Automatic classification of stigmatizing mental illness articles in online news journals - April 2022
Author: Alina Yanchuk - alinayanchuk@ua.pt


### Table of contents:

* [4. Classification](#chapter4)
    * [4.1 Requirements](#section_4_1)
    * [4.2 Imports](#section_4_2)
    * [4.3 Get data](#section_4_3)
    * [4.4 Train and Test dataset](#section_4_4)
    * [4.5 Model training/fine-tuning](#section_4_5)
    * [4.6 Evaluation analysis](#section_4_6)

# 4. Classification with BERT (BERTimbau) <a class="anchor" id="chapter4"></a>

Most of the labeled text datasets are not big enough to train deep neural networks and get the most accurate results. Pre-trained models came to help. Transfer learning is a technique where a deep learning model trained on a large dataset is used to perform similar tasks on another dataset. The models are already pre-trained and just need to be fine-tuned for the specific task/problem. BERT is one example of these models.
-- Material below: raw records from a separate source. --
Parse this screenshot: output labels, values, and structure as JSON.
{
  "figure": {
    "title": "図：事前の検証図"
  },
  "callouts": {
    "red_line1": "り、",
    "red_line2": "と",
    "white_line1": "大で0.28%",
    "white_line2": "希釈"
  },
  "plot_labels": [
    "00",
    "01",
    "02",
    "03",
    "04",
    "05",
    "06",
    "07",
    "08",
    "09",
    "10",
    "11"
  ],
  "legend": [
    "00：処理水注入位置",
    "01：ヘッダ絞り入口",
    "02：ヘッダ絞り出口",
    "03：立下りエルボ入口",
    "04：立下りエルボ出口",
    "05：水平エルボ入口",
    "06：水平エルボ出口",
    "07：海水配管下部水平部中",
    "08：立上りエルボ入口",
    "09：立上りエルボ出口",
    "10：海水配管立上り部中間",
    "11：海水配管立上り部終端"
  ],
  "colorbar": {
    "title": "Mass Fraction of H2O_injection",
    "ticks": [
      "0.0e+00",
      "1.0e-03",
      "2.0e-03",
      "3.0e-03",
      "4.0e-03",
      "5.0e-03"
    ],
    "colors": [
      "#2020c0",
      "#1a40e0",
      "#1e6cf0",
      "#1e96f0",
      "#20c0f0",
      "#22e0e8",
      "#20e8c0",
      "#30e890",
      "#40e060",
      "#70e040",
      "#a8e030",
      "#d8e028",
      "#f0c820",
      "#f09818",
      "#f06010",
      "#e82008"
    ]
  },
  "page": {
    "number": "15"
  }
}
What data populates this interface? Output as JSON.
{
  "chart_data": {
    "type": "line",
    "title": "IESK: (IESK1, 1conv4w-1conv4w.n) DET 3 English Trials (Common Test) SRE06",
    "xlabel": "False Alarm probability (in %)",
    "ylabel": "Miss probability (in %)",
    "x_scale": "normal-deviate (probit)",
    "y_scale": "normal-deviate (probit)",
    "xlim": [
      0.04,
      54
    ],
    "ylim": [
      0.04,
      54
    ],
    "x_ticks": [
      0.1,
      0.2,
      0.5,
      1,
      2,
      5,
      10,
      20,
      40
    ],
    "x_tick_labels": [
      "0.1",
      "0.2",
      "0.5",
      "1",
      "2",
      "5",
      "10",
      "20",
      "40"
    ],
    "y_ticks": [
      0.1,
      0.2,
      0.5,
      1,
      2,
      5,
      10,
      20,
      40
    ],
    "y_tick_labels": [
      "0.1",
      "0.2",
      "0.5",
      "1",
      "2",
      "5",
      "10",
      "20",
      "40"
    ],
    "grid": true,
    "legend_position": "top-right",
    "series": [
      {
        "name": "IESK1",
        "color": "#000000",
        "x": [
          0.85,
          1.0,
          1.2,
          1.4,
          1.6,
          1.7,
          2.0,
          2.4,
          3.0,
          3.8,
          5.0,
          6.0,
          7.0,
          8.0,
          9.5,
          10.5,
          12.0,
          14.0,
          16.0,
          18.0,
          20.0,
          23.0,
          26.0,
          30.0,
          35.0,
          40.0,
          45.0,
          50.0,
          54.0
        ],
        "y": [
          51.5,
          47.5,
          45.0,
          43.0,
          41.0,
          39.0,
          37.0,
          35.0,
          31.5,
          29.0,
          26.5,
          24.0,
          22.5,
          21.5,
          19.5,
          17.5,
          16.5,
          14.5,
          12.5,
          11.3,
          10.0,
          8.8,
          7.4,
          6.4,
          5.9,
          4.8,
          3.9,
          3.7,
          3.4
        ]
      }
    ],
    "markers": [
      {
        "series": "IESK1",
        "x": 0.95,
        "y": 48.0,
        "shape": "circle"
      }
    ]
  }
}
- BERT models are usually pre-trained on a large corpus of text, then fine-tuned for specific tasks;
- BERT uses the Transformer encoder architecture to process each token of input text in the full context of all tokens before and after;
- BERTimbau is trained on the Portuguese language. BERT-Base and BERT-Large Cased variants were trained on the BrWaC (Brazilian Web as Corpus), a large Portuguese corpus, for 1,000,000 steps, using whole-word mask.



References:
    1. https://huggingface.co/docs/transformers/model_doc/auto#transformers.AutoModelForSequenceClassification
    2. https://github.com/neuralmind-ai/portuguese-bert
    3. https://medium.com/swlh/a-simple-guide-on-using-bert-for-text-classification-bbf041ac8d04


## 4.1 Requirements <a class="anchor" id="section_4_1"></a>

In [None]:
#pip install transformers

In [None]:
#pip install torch

## 4.2 Imports <a class="anchor" id="section_3_2"></a>

In [2]:
import pandas as pd

from sklearn.model_selection import train_test_split

from transformers import AutoModelForSequenceClassification, AutoTokenizer, get_linear_schedule_with_warmup
import torch
from torch import optim, cuda
from torch.utils.data import DataLoader

from sklearn.metrics import accuracy_score, classification_report
from sklearn.metrics import precision_recall_fscore_support as scores

2022-03-31 19:27:46.234929: W tensorflow/stream_executor/platform/default/dso_loader.cc:64] Could not load dynamic library 'libcudart.so.11.0'; dlerror: libcudart.so.11.0: cannot open shared object file: No such file or directory
2022-03-31 19:27:46.235068: I tensorflow/stream_executor/cuda/cudart_stub.cc:29] Ignore above cudart dlerror if you do not have a GPU set up on your machine.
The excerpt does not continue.